The role of the Air Force in the vast complex of modern airpower has necessitated strong and dynamic USAF support in the field of Aeronautics. Likewise, our mission demands similar support, particularly during the early stages, in the new era of Astronautics.
Fundamental scientific exploration should be a team effort, it must embrace the entire scientific community. The conquest into space coupled with the almost unbelievable physical, social, and psychological impact of nuclear energy demands that every effort be expended whenever and wherever possible to encourage, stimulate, and expedite our search for basic knowledge. Neither the Air Force nor the Aircraft Industry can afford any degree of technical laxity or obsolescence.

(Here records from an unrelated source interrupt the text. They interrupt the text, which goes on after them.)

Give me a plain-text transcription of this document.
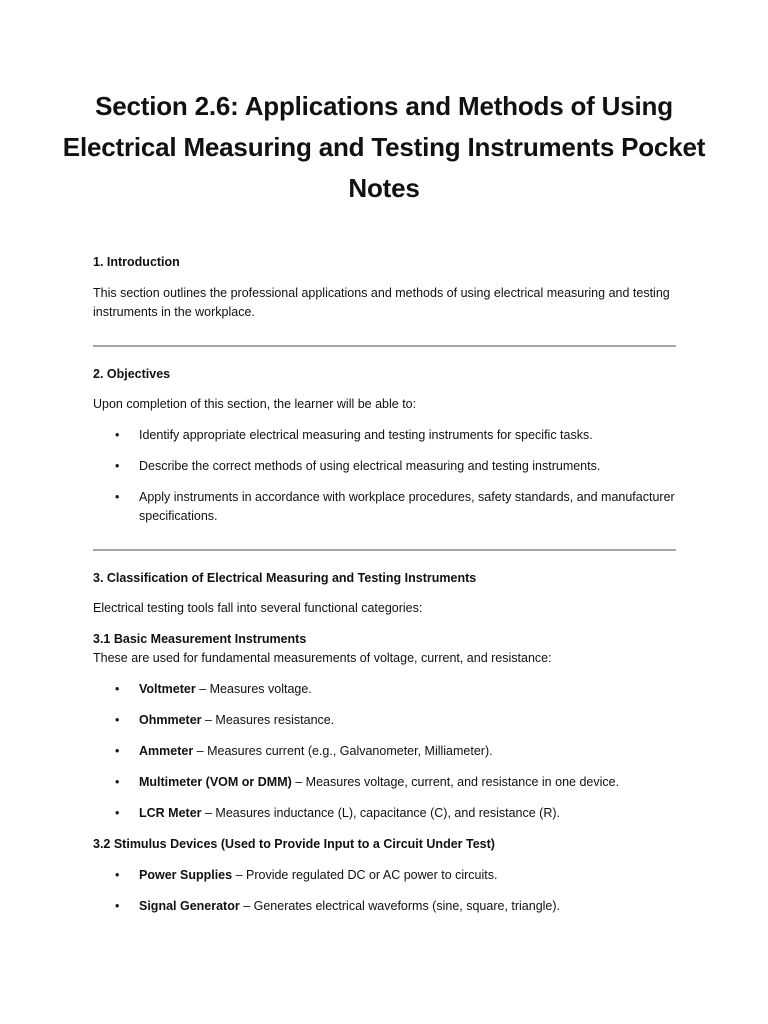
Section 2.6: Applications and Methods of Using Electrical Measuring and Testing Instruments Pocket Notes

1. Introduction

This section outlines the professional applications and methods of using electrical measuring and testing instruments in the workplace.

2. Objectives

Upon completion of this section, the learner will be able to:

• Identify appropriate electrical measuring and testing instruments for specific tasks.
• Describe the correct methods of using electrical measuring and testing instruments.
• Apply instruments in accordance with workplace procedures, safety standards, and manufacturer specifications.

3. Classification of Electrical Measuring and Testing Instruments

Electrical testing tools fall into several functional categories:

3.1 Basic Measurement Instruments

These are used for fundamental measurements of voltage, current, and resistance:

• Voltmeter – Measures voltage.
• Ohmmeter – Measures resistance.
• Ammeter – Measures current (e.g., Galvanometer, Milliameter).
• Multimeter (VOM or DMM) – Measures voltage, current, and resistance in one device.
• LCR Meter – Measures inductance (L), capacitance (C), and resistance (R).

3.2 Stimulus Devices (Used to Provide Input to a Circuit Under Test)

• Power Supplies – Provide regulated DC or AC power to circuits.
• Signal Generator – Generates electrical waveforms (sine, square, triangle).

We believe that flight outside the atmosphere is a reality that cannot and must not be minimized. It may be somewhat early to be building space ships but it is not too early to be thinking about exploratory research in this area. We have been doing it for some time by sponsoring research on new fuels, new propulsion systems, the behavior of people in isolated environments, detection of distant objects, on the effects of high temperatures on materials, on hypersonic aerodynamics and numerous others.
Never before has the age of airpower offered such great potential for all of us. The possibilities hold no limit. The combination of scientific talent, such as that assembled here today, represents a positive step toward the profitable exploitation of these possibilities.